Is there any way to do software RAID-1 not with hard drives but with truecrypt volumes after they are mounted? Maybe with alternatives to truecrypt like bestcrypt or others? One thought is to use virtualization whereby the two mounted truecrypt volumes will hold the two virtual disk images of a VM that does software RAID-1 between its two virtual disks. This is trivial to set up but it's got one drawback: you cannot run VM's inside the resulting VM at full performance, as the host VM would have to have VT-x disabled. Any other ways? Target O/S is Windows 8.1.
Why don't I do RAID-1 with physical drives, you might say. It would waste too much space. I only want the critical data to be stored twice. Or three times.
To me what you are trying to do is like using a huge bulldozer when what you need is a small hand shovel. Just keep copies of your data on two different drives and be happy
a truecrypt (or similar) volume is a file, no drive. you need real RAID to perform that. on the other hand softraid was always very bad idea.
I do not want a backup, I want redundancy against data rot. Performance does not matter at all, it's NOT gigabytes being accessed every day.
Understand that, but all the comments stand. Raid is not the solution. Just keep copies on different disks.
How will I know one of the two has got a byte changed this way? I'll do a diff every day? Surely you can do better than that.
There it is! It can be done in linux with network shares: https://unix.stackexchange.com/questions/256423/software-raid-using-network-shares-as-drives Except I'm stuck with windows 8.1 for now. Can anything like loop devices or network block devices and md be done in windows?
I don't know what else to say. Surely the sky may fall also Disks may fail also. There is no 100% guarantee. Use good disks and good software and that's the best you can do.

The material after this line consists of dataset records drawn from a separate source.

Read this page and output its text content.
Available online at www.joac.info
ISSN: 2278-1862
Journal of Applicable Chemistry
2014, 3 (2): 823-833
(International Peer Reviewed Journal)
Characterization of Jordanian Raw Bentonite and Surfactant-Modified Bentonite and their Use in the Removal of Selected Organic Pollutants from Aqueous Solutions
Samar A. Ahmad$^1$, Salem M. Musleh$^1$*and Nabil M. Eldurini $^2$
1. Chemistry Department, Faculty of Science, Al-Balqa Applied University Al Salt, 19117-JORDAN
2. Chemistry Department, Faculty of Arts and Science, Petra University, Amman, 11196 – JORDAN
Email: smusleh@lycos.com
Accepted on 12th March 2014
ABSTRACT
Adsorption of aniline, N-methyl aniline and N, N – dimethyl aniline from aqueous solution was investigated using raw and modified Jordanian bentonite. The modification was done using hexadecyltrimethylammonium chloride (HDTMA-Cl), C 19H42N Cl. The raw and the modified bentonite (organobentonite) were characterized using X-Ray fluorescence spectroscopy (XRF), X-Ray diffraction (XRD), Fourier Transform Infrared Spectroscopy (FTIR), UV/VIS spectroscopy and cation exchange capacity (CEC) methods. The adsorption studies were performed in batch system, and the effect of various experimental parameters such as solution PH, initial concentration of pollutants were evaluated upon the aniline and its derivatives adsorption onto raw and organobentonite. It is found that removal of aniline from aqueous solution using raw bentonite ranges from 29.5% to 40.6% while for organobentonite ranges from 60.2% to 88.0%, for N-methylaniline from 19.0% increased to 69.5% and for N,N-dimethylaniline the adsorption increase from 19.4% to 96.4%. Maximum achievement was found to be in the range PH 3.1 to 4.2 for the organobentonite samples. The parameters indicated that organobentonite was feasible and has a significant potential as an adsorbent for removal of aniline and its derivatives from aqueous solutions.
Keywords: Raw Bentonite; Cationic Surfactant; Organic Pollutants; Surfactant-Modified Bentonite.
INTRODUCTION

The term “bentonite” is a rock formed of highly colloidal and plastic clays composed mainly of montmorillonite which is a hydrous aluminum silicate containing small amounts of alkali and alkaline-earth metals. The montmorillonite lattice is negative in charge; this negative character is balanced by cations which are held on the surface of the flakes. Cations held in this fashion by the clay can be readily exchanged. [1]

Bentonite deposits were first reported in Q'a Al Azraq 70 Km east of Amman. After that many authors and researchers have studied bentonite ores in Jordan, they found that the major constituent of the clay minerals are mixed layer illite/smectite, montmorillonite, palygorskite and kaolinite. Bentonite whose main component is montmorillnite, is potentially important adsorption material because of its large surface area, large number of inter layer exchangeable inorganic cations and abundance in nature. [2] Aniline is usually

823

Vmware offers a loop device on windows for its virtual disk images, so you can mount them without launching any VM. But it's only for one disk, not RAID disk arrays. Anything else?
Why on earth in the first place would you want to run Truecrypt which is known to have several security leaks, instead of the continued and updated version of it, VeraCrypt which has passed so far all the security tests done on it ? (white papers on their site and elsewhere)
I would not want to run Truecrypt, it is just the familiar software that we have a common language to communicate about, this is why bestcrypt is added to truecrypt in the title. I was thinking of saying "*crypt" but who knows what terminology has been invented with other similar solutions, so let's stick to truecrypt's terminology.